Abstract

The essay revisits ideas of legal pluralism, of subaltern resistance and of alternative geographies that imperial policies and local resistance produced especially in a maritime region such as the northwestern Indian littoral. The essay draws on the more recent and valuable interventions by Lauren Benton and Patricia Risso but in its focus and formulation argues for a politics of resistance, and for the articulation of multiple skeins in the emerging anti-piracy discourse of the colonial state. This was in part due to the blurred and fuzzy boundaries between piracy and privateering in the context of the Atlantic, which had their particular resonance in the Indian Ocean, and in part to the sensibilities and experiences of local officers like Alexander Walker and James McMurdo, whose appreciation of local realities was far removed from the universalizing rhetoric and prescriptions of universal law. On the other hand, the acts of predation too were complex and did not conform to a homogenous standard or prototype—there were instances of men working as maritime mercenaries, as debt collectors and as independent actors taking to the sea and attacking ships as a spontaneous act of will, and not necessarily jostling for legal space or engaging in legal parleys as Benton suggests.

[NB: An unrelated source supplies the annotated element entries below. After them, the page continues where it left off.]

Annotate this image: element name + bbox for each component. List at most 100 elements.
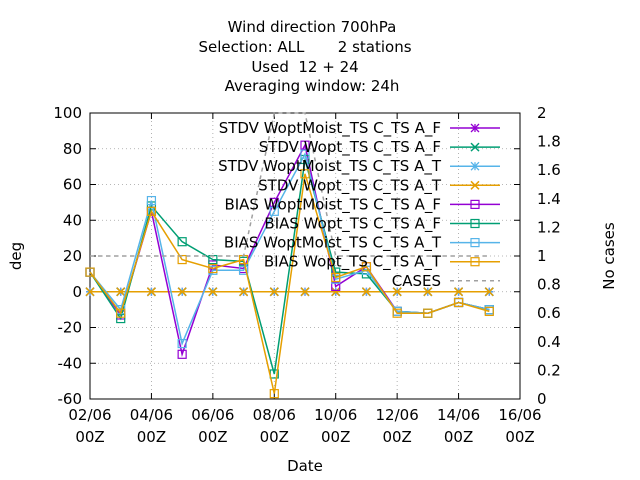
- axes: -60 -40 -20 0 20 40 60 80 100 0 0.2 0.4 0.6 0.8 1 1.2 1.…: [53, 104, 561, 446]
- data-point: [269, 287, 279, 297]
- data-point: [453, 297, 464, 308]
- y-tick-label: 40: [63, 211, 82, 229]
- data-point: [146, 287, 156, 297]
- data-point: [470, 180, 480, 190]
- data-point: [361, 287, 371, 297]
- x-tick-label: 00Z: [382, 428, 411, 446]
- data-point: [177, 237, 187, 247]
- data-point: [300, 169, 310, 179]
- y2-tick-label: 0.4: [537, 333, 561, 351]
- data-point-stroke: [423, 287, 433, 297]
- legend-entry: STDV Wopt_TS C_TS A_F: [259, 138, 500, 157]
- data-point: [423, 287, 433, 297]
- data-point-stroke: [300, 287, 310, 297]
- series-9: [90, 112, 490, 257]
- data-point: [300, 140, 310, 150]
- y2-tick-label: 2: [537, 104, 547, 122]
- x-tick-label: 12/06: [376, 406, 419, 424]
- y2-tick-label: 0.6: [537, 304, 561, 322]
- x-tick-label: 00Z: [260, 428, 289, 446]
- data-point: [146, 195, 157, 206]
- legend-entry: BIAS Wopt_TS C_TS A_F: [264, 215, 500, 234]
- legend-label: BIAS Wopt_TS C_TS A_T: [264, 253, 442, 272]
- data-point: [361, 262, 372, 272]
- data-point: [146, 206, 157, 216]
- x-tick-label: 00Z: [321, 428, 350, 446]
- legend-entry: STDV WoptMoist_TS C_TS A_T: [218, 157, 500, 176]
- series-layer: [85, 112, 494, 399]
- data-point: [392, 287, 402, 297]
- data-point-stroke: [85, 287, 95, 297]
- data-point-stroke: [177, 287, 187, 297]
- y-tick-label: -40: [58, 354, 83, 372]
- y2-tick-label: 0.8: [537, 276, 561, 294]
- x-tick-label: 00Z: [137, 428, 166, 446]
- y2-tick-label: 1.8: [537, 133, 561, 151]
- y-tick-label: -60: [58, 390, 83, 408]
- data-point: [470, 257, 480, 267]
- data-point: [85, 287, 95, 297]
- data-point: [423, 308, 433, 318]
- y-tick-label: 100: [53, 104, 82, 122]
- legend-label: BIAS WoptMoist_TS C_TS A_T: [224, 234, 442, 253]
- data-point: [177, 287, 187, 297]
- x-tick-label: 04/06: [130, 406, 173, 424]
- y-tick-label: -20: [58, 319, 83, 337]
- data-point-stroke: [470, 180, 480, 190]
- data-point: [470, 142, 480, 152]
- data-point: [470, 123, 480, 133]
- data-point: [300, 149, 310, 159]
- legend-entry: BIAS WoptMoist_TS C_TS A_T: [224, 234, 500, 253]
- data-point: [269, 206, 279, 216]
- x-tick-label: 08/06: [253, 406, 296, 424]
- legend-entry: BIAS Wopt_TS C_TS A_T: [264, 253, 500, 272]
- x-tick-label: 16/06: [498, 406, 541, 424]
- x-tick-label: 00Z: [444, 428, 473, 446]
- y2-tick-label: 1.6: [537, 161, 561, 179]
- y2-tick-label: 1: [537, 247, 547, 265]
- x-tick-label: 10/06: [314, 406, 357, 424]
- data-point: [116, 287, 126, 297]
- data-point: [177, 254, 187, 265]
- data-point: [238, 265, 249, 275]
- data-point: [470, 218, 480, 229]
- legend-entry: STDV WoptMoist_TS C_TS A_F: [219, 119, 500, 138]
- data-point-stroke: [146, 287, 156, 297]
- y2-tick-label: 1.2: [537, 218, 561, 236]
- legend-label: STDV WoptMoist_TS C_TS A_T: [218, 157, 442, 176]
- data-point: [300, 287, 310, 297]
- data-point: [331, 287, 341, 297]
- data-point: [116, 313, 126, 324]
- title-line-3: Used 12 + 24: [251, 58, 358, 76]
- y-axis-label: deg: [7, 242, 25, 270]
- data-point-stroke: [208, 287, 218, 297]
- data-point: [85, 267, 95, 277]
- x-tick-label: 14/06: [437, 406, 480, 424]
- data-point: [392, 308, 402, 318]
- y2-tick-label: 1.4: [537, 190, 561, 208]
- data-point: [454, 287, 464, 297]
- y2-axis-label: No cases: [600, 222, 618, 290]
- legend-label: STDV Wopt_TS C_TS A_F: [259, 138, 441, 157]
- data-point: [208, 263, 218, 274]
- x-axis-label: Date: [287, 457, 323, 475]
- legend-label: STDV WoptMoist_TS C_TS A_F: [219, 119, 441, 138]
- data-point-stroke: [331, 287, 341, 297]
- legend-entry: BIAS WoptMoist_TS C_TS A_F: [224, 195, 500, 214]
- series-4: [85, 287, 494, 297]
- data-point-stroke: [361, 287, 371, 297]
- legend-entry: STDV Wopt_TS C_TS A_T: [258, 176, 500, 195]
- series-line: [90, 112, 490, 257]
- y-tick-label: 0: [72, 283, 82, 301]
- y-tick-label: 20: [63, 247, 82, 265]
- data-point-stroke: [269, 287, 279, 297]
- x-tick-label: 00Z: [505, 428, 534, 446]
- data-point: [208, 287, 218, 297]
- title-line-1: Wind direction 700hPa: [228, 18, 397, 36]
- legend-entry: CASES: [392, 272, 500, 290]
- legend-label: CASES: [392, 272, 441, 290]
- legend-label: BIAS Wopt_TS C_TS A_F: [264, 215, 441, 234]
- y2-tick-label: 0: [537, 390, 547, 408]
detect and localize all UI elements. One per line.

This is not to argue that Indian piracy was about cultural resistance and that Indian pirates did not see themselves as privateers unlike their European counterparts, but merely to complicate any easy story-telling, especially given the ambiguities in the European legal discourse on the sea, especially on the Indian Ocean, and the nature of the colonial archive that is being used to recuperate the voice of the marginalized seafarer.